Only support smax/smin/umax/umin
---
 llvm/include/llvm/Analysis/VectorUtils.h      |   6 ++
 llvm/include/llvm/IR/VectorBuilder.h          |   4 +-
 llvm/lib/Analysis/VectorUtils.cpp             |   7 ++
 llvm/lib/IR/VectorBuilder.cpp                 |   9 +-
 llvm/lib/Transforms/Utils/LoopUtils.cpp       |   4 +-
 .../Transforms/Vectorize/LoopVectorize.cpp    |   2 +-
 llvm/lib/Transforms/Vectorize/VPlan.h         | 100 +++++++++++++++++-
 .../lib/Transforms/Vectorize/VPlanRecipes.cpp |  81 ++++++++++++++
 .../Transforms/Vectorize/VPlanTransforms.cpp  |  14 ++-
 .../Transforms/Vectorize/VPlanTransforms.h    |   3 +-
 llvm/lib/Transforms/Vectorize/VPlanValue.h    |   1 +
 .../Transforms/Vectorize/VPlanVerifier.cpp    |   3 +
 .../RISCV/vplan-vp-call-intrinsics.ll         |   8 +-
 13 files changed, 220 insertions(+), 22 deletions(-)

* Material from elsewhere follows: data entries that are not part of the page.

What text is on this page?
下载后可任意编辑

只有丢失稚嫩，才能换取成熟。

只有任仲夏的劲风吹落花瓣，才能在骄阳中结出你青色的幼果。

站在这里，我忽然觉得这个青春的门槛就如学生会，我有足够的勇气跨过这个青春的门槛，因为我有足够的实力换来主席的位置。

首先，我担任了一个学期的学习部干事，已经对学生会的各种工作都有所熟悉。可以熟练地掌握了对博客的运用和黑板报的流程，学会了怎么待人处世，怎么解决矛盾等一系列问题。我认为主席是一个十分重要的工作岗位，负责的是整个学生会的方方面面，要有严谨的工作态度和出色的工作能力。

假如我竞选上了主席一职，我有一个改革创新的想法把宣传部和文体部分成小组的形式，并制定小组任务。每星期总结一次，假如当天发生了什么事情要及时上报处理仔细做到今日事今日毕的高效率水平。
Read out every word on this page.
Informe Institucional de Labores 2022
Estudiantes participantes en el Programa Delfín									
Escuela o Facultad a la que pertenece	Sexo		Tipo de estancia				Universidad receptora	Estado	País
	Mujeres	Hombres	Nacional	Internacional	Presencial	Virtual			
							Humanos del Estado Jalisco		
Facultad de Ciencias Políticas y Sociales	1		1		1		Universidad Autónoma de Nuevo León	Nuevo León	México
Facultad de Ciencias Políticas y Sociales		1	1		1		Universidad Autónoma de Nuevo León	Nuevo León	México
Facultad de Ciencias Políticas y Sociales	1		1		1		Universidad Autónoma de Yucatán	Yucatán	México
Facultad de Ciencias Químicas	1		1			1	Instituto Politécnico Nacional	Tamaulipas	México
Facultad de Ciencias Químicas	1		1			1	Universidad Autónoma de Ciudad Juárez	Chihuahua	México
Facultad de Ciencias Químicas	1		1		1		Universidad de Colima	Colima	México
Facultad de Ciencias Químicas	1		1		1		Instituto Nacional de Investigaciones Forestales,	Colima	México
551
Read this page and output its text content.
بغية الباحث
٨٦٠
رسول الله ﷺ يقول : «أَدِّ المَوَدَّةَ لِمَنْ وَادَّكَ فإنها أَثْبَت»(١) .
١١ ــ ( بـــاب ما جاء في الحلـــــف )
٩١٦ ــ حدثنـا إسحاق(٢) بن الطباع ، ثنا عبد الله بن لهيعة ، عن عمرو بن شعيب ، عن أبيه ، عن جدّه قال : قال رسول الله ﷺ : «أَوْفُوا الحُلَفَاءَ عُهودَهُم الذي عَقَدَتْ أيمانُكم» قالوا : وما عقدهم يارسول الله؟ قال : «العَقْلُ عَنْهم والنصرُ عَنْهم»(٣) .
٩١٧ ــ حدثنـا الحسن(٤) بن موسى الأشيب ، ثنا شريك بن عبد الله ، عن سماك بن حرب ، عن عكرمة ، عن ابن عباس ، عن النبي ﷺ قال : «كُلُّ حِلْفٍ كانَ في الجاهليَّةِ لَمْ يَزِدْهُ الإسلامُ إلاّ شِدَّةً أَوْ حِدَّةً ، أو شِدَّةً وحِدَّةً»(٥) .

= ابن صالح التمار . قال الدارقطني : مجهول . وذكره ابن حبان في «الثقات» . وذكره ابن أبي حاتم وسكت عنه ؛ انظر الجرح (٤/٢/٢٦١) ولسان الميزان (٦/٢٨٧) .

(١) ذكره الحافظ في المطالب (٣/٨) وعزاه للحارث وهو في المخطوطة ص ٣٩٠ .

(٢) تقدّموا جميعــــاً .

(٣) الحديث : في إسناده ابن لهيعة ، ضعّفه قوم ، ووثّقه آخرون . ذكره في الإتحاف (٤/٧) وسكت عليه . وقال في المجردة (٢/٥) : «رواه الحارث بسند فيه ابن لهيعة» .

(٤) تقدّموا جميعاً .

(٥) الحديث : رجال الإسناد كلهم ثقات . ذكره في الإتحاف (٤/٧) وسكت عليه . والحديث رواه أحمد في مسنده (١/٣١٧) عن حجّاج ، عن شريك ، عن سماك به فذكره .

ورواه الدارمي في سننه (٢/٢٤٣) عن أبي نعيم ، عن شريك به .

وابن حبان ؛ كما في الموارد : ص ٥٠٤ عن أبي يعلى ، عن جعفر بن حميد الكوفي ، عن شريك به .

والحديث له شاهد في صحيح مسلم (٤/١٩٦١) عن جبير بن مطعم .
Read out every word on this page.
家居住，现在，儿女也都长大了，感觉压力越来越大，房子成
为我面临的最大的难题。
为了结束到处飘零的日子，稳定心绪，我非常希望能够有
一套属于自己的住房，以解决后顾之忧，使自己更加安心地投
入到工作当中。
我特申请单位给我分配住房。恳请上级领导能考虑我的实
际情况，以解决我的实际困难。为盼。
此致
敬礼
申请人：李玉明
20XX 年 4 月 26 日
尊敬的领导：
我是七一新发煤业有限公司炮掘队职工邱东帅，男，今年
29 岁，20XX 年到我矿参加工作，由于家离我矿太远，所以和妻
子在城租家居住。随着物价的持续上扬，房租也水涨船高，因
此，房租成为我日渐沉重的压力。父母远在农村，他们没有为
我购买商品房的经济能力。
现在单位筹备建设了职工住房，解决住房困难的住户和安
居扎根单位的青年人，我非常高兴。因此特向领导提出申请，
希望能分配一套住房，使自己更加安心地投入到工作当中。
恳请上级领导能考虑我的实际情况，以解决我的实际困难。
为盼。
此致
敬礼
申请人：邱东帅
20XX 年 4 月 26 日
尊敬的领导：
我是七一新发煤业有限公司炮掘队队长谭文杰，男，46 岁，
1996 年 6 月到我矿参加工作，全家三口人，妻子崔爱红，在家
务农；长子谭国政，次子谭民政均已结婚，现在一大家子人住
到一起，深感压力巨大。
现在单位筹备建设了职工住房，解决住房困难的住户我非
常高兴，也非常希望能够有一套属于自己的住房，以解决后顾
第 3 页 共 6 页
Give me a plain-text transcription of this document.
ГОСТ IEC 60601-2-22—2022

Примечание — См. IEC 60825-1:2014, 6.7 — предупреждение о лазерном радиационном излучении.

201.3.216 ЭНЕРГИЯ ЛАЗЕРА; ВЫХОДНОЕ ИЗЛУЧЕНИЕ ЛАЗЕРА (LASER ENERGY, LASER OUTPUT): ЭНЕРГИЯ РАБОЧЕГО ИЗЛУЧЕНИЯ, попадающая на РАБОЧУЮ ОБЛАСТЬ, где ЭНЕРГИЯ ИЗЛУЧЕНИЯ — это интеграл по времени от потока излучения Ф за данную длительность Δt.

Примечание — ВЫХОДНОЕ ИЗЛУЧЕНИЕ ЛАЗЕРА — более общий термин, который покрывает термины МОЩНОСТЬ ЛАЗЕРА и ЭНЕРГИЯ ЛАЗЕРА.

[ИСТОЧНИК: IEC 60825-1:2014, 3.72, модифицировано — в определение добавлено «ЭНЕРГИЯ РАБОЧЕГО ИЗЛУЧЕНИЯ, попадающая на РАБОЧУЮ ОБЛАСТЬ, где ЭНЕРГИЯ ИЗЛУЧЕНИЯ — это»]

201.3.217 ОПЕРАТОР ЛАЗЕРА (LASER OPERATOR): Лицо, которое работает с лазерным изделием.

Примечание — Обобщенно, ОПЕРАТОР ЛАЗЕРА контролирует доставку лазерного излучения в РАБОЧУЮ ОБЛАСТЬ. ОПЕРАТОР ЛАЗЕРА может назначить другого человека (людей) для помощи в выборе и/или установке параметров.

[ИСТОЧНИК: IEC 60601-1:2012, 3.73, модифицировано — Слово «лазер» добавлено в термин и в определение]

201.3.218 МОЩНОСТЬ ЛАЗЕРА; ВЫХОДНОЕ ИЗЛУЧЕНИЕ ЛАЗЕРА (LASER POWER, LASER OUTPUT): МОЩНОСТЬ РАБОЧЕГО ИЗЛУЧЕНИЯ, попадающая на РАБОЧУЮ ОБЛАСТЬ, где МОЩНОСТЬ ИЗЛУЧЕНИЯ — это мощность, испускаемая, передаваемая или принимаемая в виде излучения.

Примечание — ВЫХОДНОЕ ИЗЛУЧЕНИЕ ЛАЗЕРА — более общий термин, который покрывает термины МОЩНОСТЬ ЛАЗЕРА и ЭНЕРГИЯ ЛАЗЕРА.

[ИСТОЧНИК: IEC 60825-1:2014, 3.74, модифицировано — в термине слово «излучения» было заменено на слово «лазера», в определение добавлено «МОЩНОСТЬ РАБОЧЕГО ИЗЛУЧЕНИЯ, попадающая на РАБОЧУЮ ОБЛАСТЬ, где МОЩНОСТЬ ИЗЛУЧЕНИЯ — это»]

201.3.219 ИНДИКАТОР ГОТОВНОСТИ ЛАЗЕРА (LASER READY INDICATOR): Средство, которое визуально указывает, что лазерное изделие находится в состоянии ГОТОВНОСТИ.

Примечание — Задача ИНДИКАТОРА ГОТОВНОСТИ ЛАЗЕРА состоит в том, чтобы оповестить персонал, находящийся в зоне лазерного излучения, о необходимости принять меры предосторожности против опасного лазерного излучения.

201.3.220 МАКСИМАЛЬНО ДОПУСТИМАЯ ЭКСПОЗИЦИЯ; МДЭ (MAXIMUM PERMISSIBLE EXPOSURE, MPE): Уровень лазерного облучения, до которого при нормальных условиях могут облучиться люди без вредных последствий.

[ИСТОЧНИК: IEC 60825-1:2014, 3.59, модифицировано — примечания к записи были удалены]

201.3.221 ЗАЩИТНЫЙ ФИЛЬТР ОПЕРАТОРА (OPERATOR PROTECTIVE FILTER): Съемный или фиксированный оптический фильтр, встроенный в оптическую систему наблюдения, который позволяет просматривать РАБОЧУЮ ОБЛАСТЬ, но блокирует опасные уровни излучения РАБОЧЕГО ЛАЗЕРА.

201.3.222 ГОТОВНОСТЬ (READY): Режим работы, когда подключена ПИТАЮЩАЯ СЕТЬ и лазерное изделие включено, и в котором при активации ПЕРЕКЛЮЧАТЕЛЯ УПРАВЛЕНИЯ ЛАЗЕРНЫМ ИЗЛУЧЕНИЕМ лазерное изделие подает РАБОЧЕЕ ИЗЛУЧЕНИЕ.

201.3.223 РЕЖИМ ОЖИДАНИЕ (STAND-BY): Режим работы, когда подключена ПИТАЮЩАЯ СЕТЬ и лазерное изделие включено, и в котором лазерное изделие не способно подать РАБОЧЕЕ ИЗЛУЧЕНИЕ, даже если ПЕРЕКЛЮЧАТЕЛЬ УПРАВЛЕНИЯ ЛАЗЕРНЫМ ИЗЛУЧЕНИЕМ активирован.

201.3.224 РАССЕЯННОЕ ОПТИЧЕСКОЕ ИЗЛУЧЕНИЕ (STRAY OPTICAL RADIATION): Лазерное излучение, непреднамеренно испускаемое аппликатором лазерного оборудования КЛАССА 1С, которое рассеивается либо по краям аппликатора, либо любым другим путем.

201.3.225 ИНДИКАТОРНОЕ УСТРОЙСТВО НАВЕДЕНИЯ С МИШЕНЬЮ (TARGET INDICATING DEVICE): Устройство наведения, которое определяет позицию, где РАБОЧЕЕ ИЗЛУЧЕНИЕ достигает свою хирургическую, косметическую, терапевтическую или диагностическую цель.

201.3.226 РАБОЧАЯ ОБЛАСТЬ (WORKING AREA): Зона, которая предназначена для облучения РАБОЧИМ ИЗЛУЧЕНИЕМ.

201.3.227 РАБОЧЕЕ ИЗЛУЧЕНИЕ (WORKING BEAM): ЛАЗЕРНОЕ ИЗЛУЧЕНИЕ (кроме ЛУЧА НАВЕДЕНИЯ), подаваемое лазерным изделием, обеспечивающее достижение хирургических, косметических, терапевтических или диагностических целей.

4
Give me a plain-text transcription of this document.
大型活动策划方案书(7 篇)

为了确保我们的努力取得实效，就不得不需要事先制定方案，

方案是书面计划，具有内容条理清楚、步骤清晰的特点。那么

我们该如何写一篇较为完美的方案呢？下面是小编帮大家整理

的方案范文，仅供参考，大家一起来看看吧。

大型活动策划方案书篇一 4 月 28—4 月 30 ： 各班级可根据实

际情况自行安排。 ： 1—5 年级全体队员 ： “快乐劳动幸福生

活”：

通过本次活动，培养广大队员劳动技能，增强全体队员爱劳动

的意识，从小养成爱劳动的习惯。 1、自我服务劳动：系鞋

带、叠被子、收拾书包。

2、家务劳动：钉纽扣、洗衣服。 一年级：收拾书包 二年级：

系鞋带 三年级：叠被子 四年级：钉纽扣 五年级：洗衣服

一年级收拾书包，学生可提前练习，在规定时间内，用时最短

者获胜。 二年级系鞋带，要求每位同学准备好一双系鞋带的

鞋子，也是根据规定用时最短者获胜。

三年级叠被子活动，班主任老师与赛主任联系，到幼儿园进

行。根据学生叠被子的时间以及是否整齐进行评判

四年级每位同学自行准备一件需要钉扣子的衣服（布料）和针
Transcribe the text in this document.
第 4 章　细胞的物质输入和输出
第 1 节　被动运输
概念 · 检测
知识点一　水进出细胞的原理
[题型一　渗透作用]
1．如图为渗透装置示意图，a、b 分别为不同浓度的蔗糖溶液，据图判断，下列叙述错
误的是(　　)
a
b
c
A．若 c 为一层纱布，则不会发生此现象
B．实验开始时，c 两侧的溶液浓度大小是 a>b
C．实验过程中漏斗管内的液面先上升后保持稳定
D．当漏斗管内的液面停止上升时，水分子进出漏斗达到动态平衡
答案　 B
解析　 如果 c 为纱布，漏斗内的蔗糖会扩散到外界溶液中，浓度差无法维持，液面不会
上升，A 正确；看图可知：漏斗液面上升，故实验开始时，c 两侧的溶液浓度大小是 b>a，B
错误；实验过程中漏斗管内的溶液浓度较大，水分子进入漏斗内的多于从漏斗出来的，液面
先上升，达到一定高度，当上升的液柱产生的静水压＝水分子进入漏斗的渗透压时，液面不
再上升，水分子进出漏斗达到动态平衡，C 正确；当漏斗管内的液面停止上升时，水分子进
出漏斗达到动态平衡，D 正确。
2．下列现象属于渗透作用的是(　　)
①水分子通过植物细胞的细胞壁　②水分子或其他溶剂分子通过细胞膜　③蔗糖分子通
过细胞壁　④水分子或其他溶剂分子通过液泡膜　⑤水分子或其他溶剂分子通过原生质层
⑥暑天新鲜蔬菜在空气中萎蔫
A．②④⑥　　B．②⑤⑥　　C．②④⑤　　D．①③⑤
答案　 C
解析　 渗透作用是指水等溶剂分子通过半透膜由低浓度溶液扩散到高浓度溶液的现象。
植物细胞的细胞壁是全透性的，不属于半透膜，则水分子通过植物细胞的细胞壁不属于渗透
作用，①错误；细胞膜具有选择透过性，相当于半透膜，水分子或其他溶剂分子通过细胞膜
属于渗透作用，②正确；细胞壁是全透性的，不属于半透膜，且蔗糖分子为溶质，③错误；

diff --git a/llvm/include/llvm/Analysis/VectorUtils.h b/llvm/include/llvm/Analysis/VectorUtils.h
index e2dd4976f39065..4c636a073a2c0a 100644
--- a/llvm/include/llvm/Analysis/VectorUtils.h
+++ b/llvm/include/llvm/Analysis/VectorUtils.h
@@ -160,6 +160,12 @@ bool isVectorIntrinsicWithOverloadTypeAtArg(Intrinsic::ID ID, int OpdIdx);
 Intrinsic::ID getVectorIntrinsicIDForCall(const CallInst *CI,
                                           const TargetLibraryInfo *TLI);
 
+/// Returns VP intrinsic ID for call.
+/// For the input call instruction it finds mapping intrinsic and returns
+/// its intrinsic ID, in case it does not found it return not_intrinsic.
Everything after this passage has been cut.